1. ## Quick check of my work? (Arc Length)

G'day! I'm supposed to set up integrals and evaluate the length of the curve for three problems. I just wanted to make sure I've got the set up done right, since evaluating should be relatively easy.
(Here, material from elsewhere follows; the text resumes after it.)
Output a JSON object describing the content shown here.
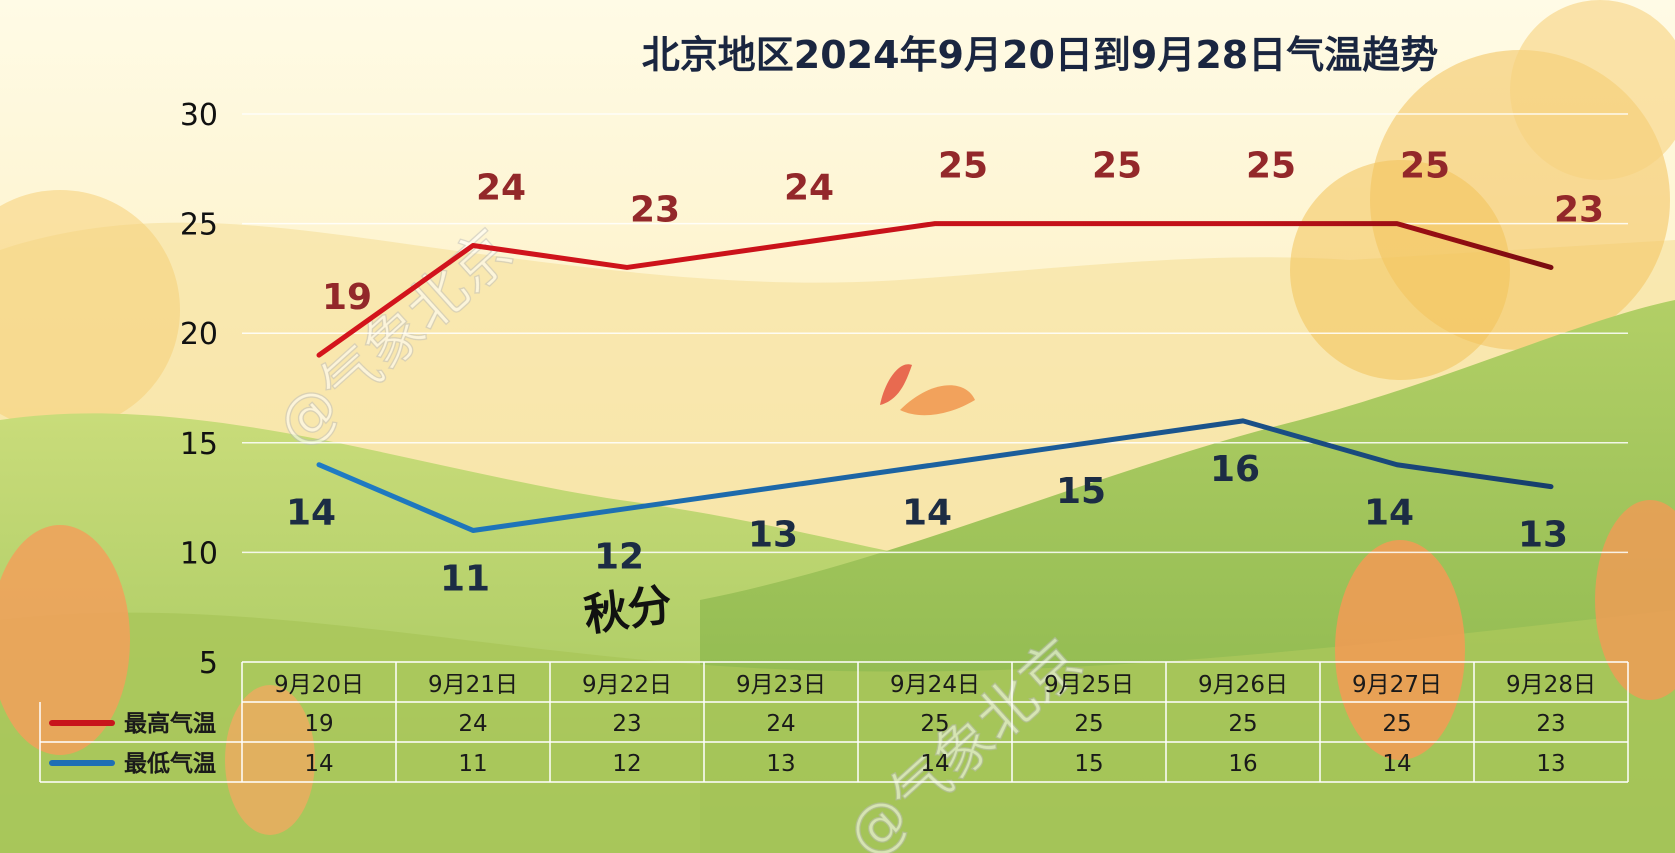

So, the formula I'm using is:

$\int_a^b{\sqrt{1+(f'(x))^2}}dx$

a) for the curve $y=e^xcosx$, in the interval $0\leq{x}\leq{\pi}$

I got: $\int_0^{\pi}{\sqrt{1+e^{2x}(1-sin2x)}}dx$

b) for the curve: $y=2x+sinx$, in $0\leq{x}\leq{4\pi}$

I got: $\int_0^{4\pi}{\sqrt{cos^2x+4cosx+5}}dx$

c) for the curve: $y=6x+cosx$, in $0\leq{x}\leq{5\pi}$

I got: $\int_0^{5\pi}{\sqrt{cos^2x+12cosx+37}}dx$

Thank you very much, mates! Lemme know if you need the step in between!

2. a) is correct.

b) is correct.

c) should actually be $\displaystyle \int_0^{5\pi}{\sqrt{\sin^2{x} - 12\sin{x} + 37}\,dx}$.

3. Thanks, mate!

I wrote the wrong trigonometric function. It's not $cosx$, it's $sinx$!! It should read: $6x + sinx$!

How about now? Is my answer right?

4. Originally Posted by Bethanny
Thanks, mate!

I wrote the wrong trigonometric function. It's not $cosx$, it's $sinx$!! It should read: $6x + sinx$!

How about now? Is my answer right?
Yes, if the original function is $\displaystyle 6x + \sin{x}$ then your arc length integral is fine.